The prevalence of fractures in patients with senile T2DM in China is 7.3%, and the decrease in BMD is one of the independent risk factors of fractures [19]. Serum vitamin D level plays a crucial part in bone metabolism by promoting the absorption of calcium and phosphorus to maintain stable blood calcium and phosphorus concentrations and promoting bone mineralization, stimulating osteoblasts to promote bone formation and inhibit osteoblast apoptosis, and promoting the differentiation of precursor osteoclasts into mature osteoclasts and promoting bone resorption. Serum vitamin D deficiency is frequently seen among postmenopausal women, and it is positively associated with BMD in the femoral neck, and appropriate vitamin D supplementation is of profound significance to prevent bone loss [20]. Senile T2DM is often complicated with osteopenia or even osteoporosis, and serum vitamin D deficiency in the body would result in the decrease in BMD [21].

The vitamin D can increase the synthesis of protein in muscle and the absorption of calcium in sarcoplasmic reticulum and influence the growth of muscle system by regulating various factors secreted by the muscle system itself and surrounding tissues [22]. In vitro assays revealed positive influences of vitamin D-based therapy on muscle cell hypertrophy, muscle fibers, and muscle strength in cultured cells. A prior study pointed out that vitamin D supplementation can regulate lipid and mitochondrial muscle metabolism and can also directly impact glucose metabolism and insulin-driven signal transduction [23]. For patients with senile T2DM, serum vitamin D level deficiency contributes to the decrease of muscle mass and function and would result in the decrease of lower limb muscle mass [24]. For patients with senile T2DM, a notable decrease of serum 25(OH)D level may trigger IR and decreased BMD and muscle mass.

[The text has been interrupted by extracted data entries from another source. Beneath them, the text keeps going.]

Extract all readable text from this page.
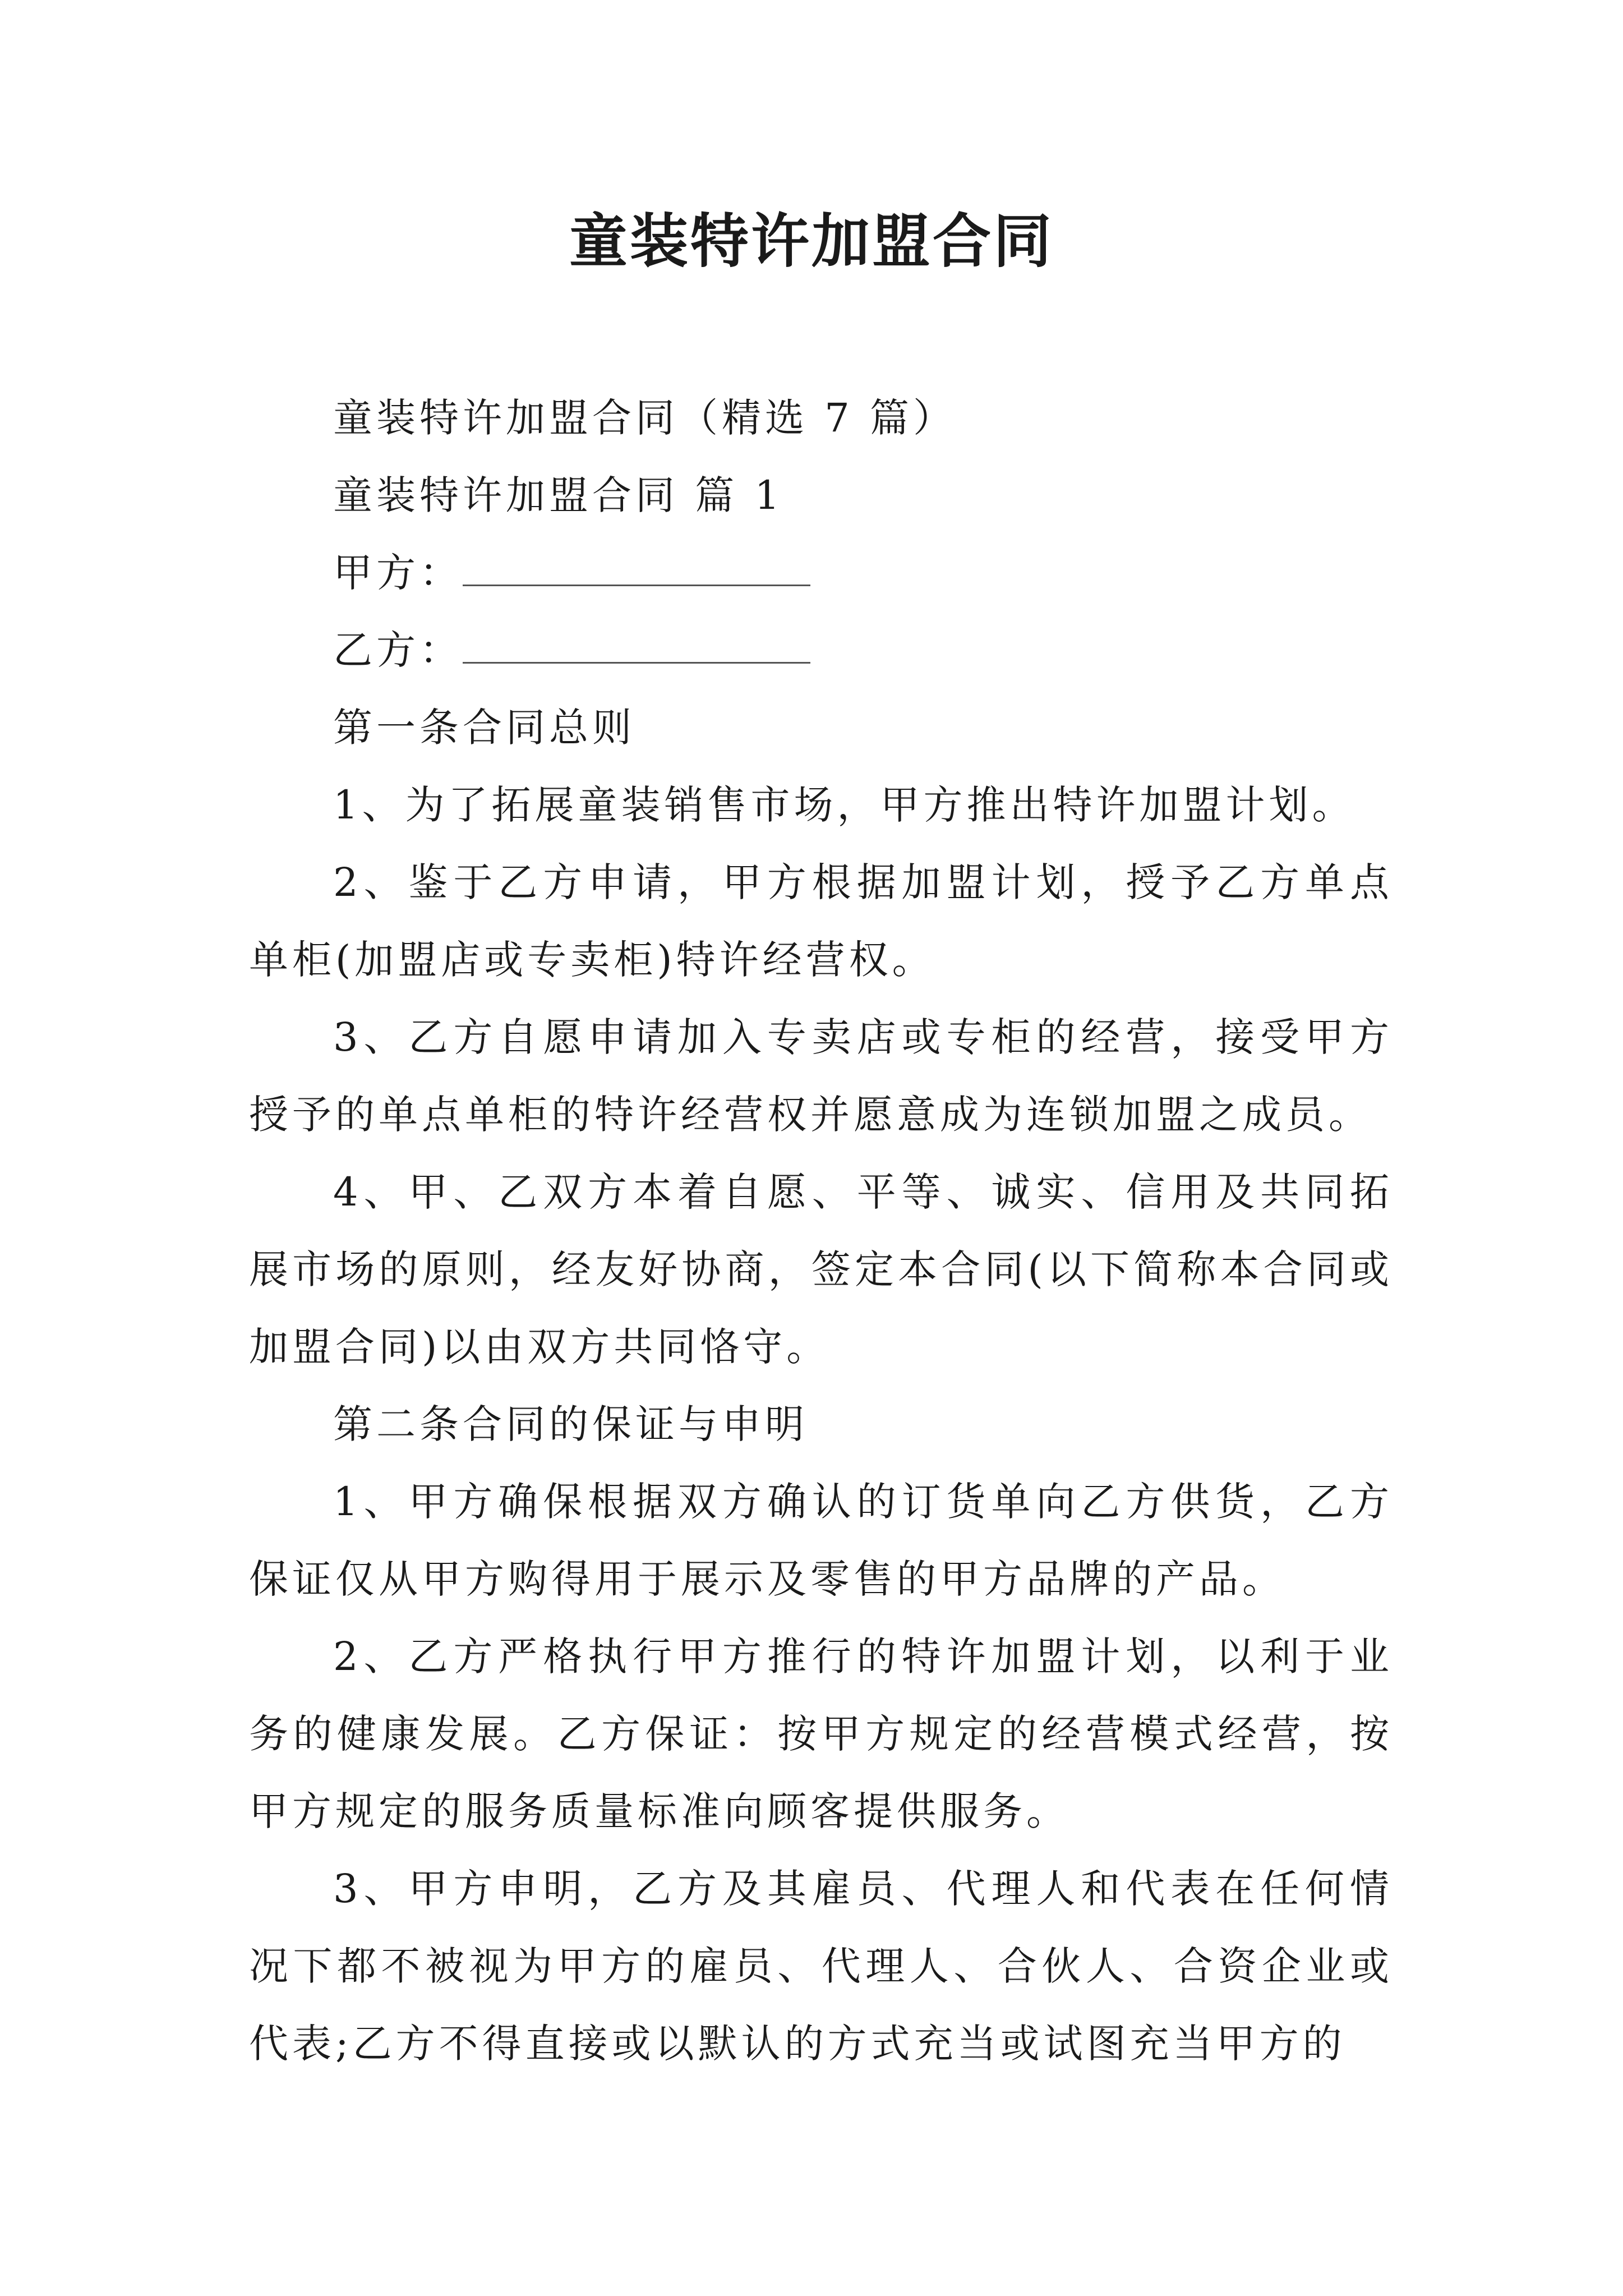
童装特许加盟合同

童装特许加盟合同（精选 7 篇）

童装特许加盟合同 篇 1

甲方：

乙方：

第一条合同总则

1、为了拓展童装销售市场，甲方推出特许加盟计划。

2、鉴于乙方申请，甲方根据加盟计划，授予乙方单点单柜(加盟店或专卖柜)特许经营权。

3、乙方自愿申请加入专卖店或专柜的经营，接受甲方授予的单点单柜的特许经营权并愿意成为连锁加盟之成员。

4、甲、乙双方本着自愿、平等、诚实、信用及共同拓展市场的原则，经友好协商，签定本合同(以下简称本合同或加盟合同)以由双方共同恪守。

第二条合同的保证与申明

1、甲方确保根据双方确认的订货单向乙方供货，乙方保证仅从甲方购得用于展示及零售的甲方品牌的产品。

2、乙方严格执行甲方推行的特许加盟计划，以利于业务的健康发展。乙方保证：按甲方规定的经营模式经营，按甲方规定的服务质量标准向顾客提供服务。

3、甲方申明，乙方及其雇员、代理人和代表在任何情况下都不被视为甲方的雇员、代理人、合伙人、合资企业或代表;乙方不得直接或以默认的方式充当或试图充当甲方的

Serum vitamin D and BMD and muscle masses of upper and lower limbs are positively related, while serum vitamin D and HOMA-IR are negatively related. This study confirmed the correlation between vitamin D deficiency and bone mineral density, muscle mass, and insulin resistance, providing evidence-based medical basis for vitamin D supplementation in senile T2DM, but there are still the following problems. First, this study was a single-center study, with a small number of patients included and a lack of representativeness. Secondly, the effects of vitamin D supplementation on bone mineral density, muscle mass, and insulin resistance in patients with vitamin D deficiency were not observed in this study. In the future, we will enlarge the sample size and follow-up time and further explore the effect of vitamin D supplementation.

5. Conclusion

The serum 25(OH)D level correlates with bone and muscle mass as well as insulin resistance in senile T2DM patients. Vitamin D deficiency in senile T2DM may accelerate insulin resistance, loss of limb muscle masses, and bone density. Therefore, vitamin D supplementation in senile T2DM may decrease insulin resistance and the risk of bone fracture and loss of muscle mass.

Data Availability

The datasets used during the present study are available from the corresponding author upon reasonable request.

Conflicts of Interest

The authors declare that they have no conflict of interest.